Along the route, most airports have short runways and the aircraft is operated with rapid turnarounds, so to cool the aircraft’s brakes and tires after landing, airports use fans and firefighting trucks spray water.

== Current route ==
United Airlines operates the full Island Hopper service twice weekly as Flight 155 from Guam to Honolulu and Flight 154 in the opposite direction. It also operates a shortened route, bypassing Kosrae and Kwajalein Atoll, twice weekly as Flight 133 from Guam to Honolulu and Flight 132 on the return.

From west to east, the airports served are:

island hopper route
| Airport | Location | IATA | ICAO |
| Antonio B. Won Pat International Airport | Guam, U.S. | GUM | PGUM |
| Chuuk International Airport | Weno, Chuuk, Micronesia | TKK | PTKK |
| Pohnpei International Airport | Pohnpei, Micronesia | PNI | PTPN |
| Kosrae International Airport (2 × weekly) | Kosrae, Micronesia | KSA | PTSA |
| Bucholz Army Airfield (2 × weekly) | Kwajalein Atoll, Marshall Islands | KWA | PKWA |
| Marshall Islands International Airport | Majuro Atoll, Marshall Islands | MAJ | PKMJ |
| Daniel K. Inouye International Airport | Honolulu, Hawaii, U.S. | HNL | PHNL |

For the full Island Hopper route, the total time between Honolulu and Guam, including time on the ground, is 16 hours.
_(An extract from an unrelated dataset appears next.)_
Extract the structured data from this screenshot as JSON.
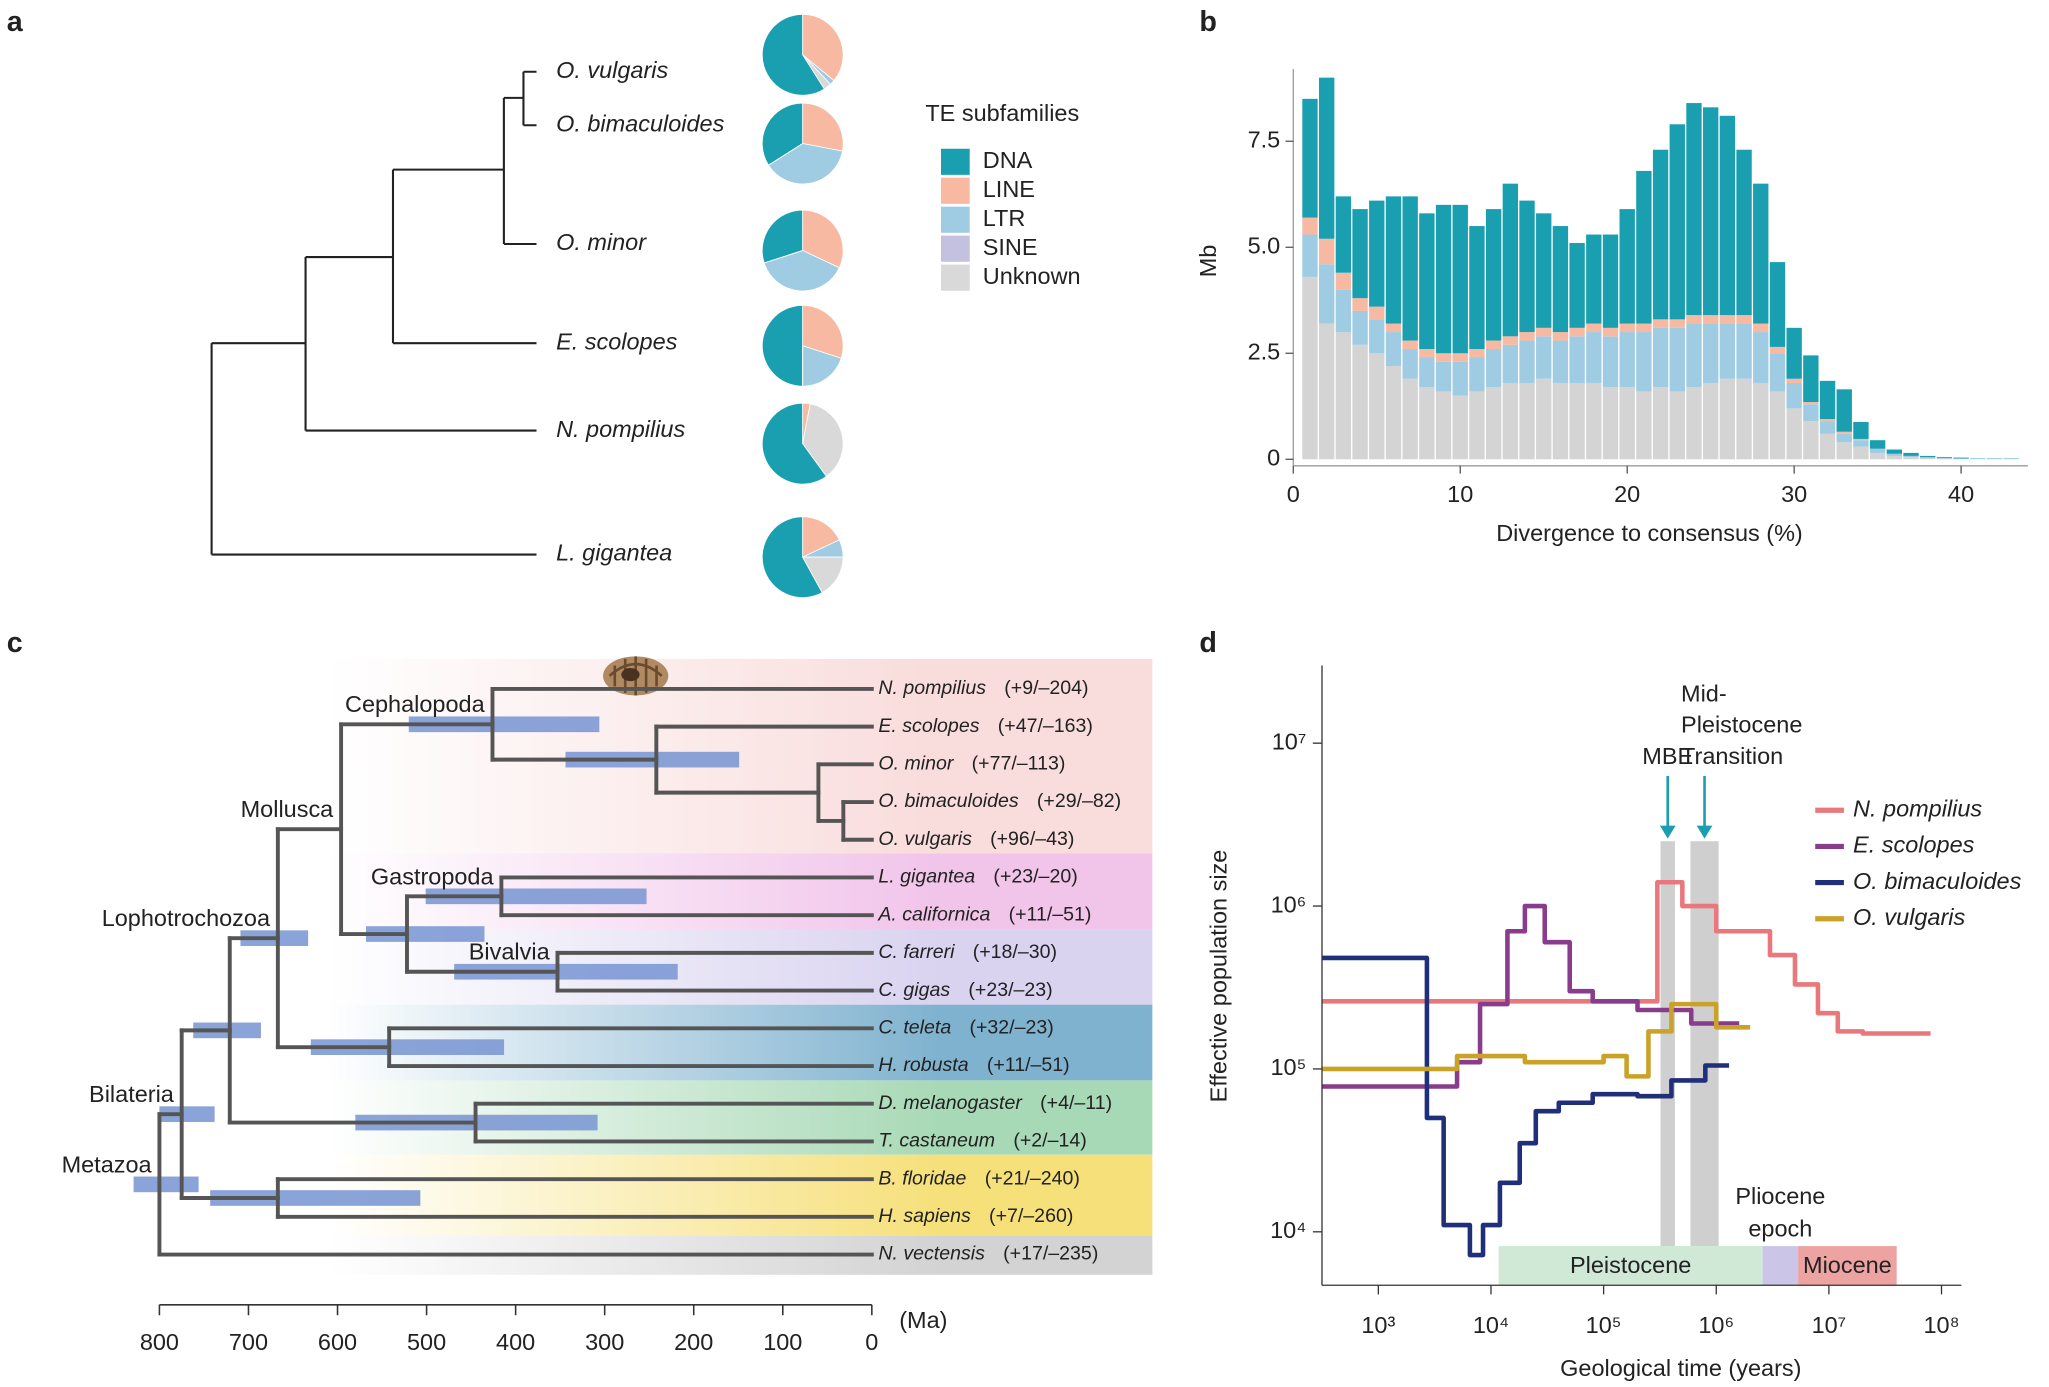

It takes 4.5 hours to fly between Honolulu and Majuro (the longest segment), followed by a 45-minute flight from Majuro to Kwajalein. From Kwajalein to Kosrae, the flight takes one hour. Kosrae to Pohnpei flight takes another hour. From Pohnpei, it takes 70 minutes to fly to Chuuk. The final leg, from Chuuk to Guam, takes 90 minutes.

Passengers may disembark and reboard at each stop or remain on the aircraft with the exception of Kwajalein, where passengers are prohibited from leaving the aircraft unless they have prior authorization from the U.S. government, as the airfield is inside an active military installation. Photography and videography there are also restricted. Ground times at each stop are 45 minutes at Majuro, 39 minutes at Kwajalein, 33 minutes at Kosrae, 34 minutes at Pohnpei and 34 minutes at Chuuk.

Upon arrival in Guam it is possible to connect to United Airlines "Manila Hopper" flight which flies to Manila, Philippines with a similar brief stop in Koror, Palau.